Ind AS 115 was issued on March 28, 2018, effectively superseding both Ind AS 11, which deals
with Construction Contracts, and Ind AS 18, which pertains to Revenue. This new standard
applies, with only a few specific exceptions, to all revenue stemming from contracts established
with customers.

Ind AS 115 introduces a structured five-step framework designed for accounting revenue that
emerges from customer contracts. It mandates the recognition of revenue at an amount that
accurately mirrors the compensation an entity anticipates acquiring in exchange for providing
goods or services to a customer. Under Ind AS 115, entities are required to exercise discernment,
considering all pertinent facts and circumstances, when navigating through each of the model’s
steps while dealing with customer contracts.
The Company implemented Ind AS 115 through the modified retrospective method of adoption,
effective from 1 April, 2018. The cumulative impact resulting from the initial application of Ind
AS 115, under the modified retrospective approach, is recognized as an adjustment to the
opening balance of retained earnings on the date of initial application.
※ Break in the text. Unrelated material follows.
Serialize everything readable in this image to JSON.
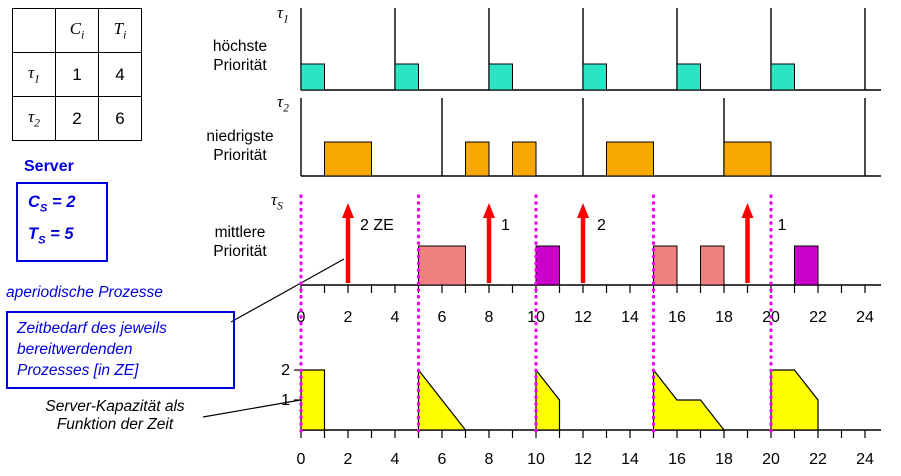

Consequently, the
comparative data has not been restated and is presented in line with the provisions of both Ind
AS 11 and Ind AS 18.

Adjustments have been made by the Company concerning anticipated claims for volume rebates
and the return of damaged goods from its customers. These adjustments fall within the scope of
variable consideration as defined by Ind AS 115, and are required to be offset against Revenue.
The Company has offset the anticipated cost of such rebates and returns, which are expected to
be incurred in the following year based on actual claims made by end-customers, against the
revenue.

Following impact has been considered in respect of this adjustment:


On April 1, 2018, a provision of ₹ 977.13 lacs for rebates and damage returns was created,
accompanied by a corresponding debit of ₹ 977.13 lacs to retained earnings.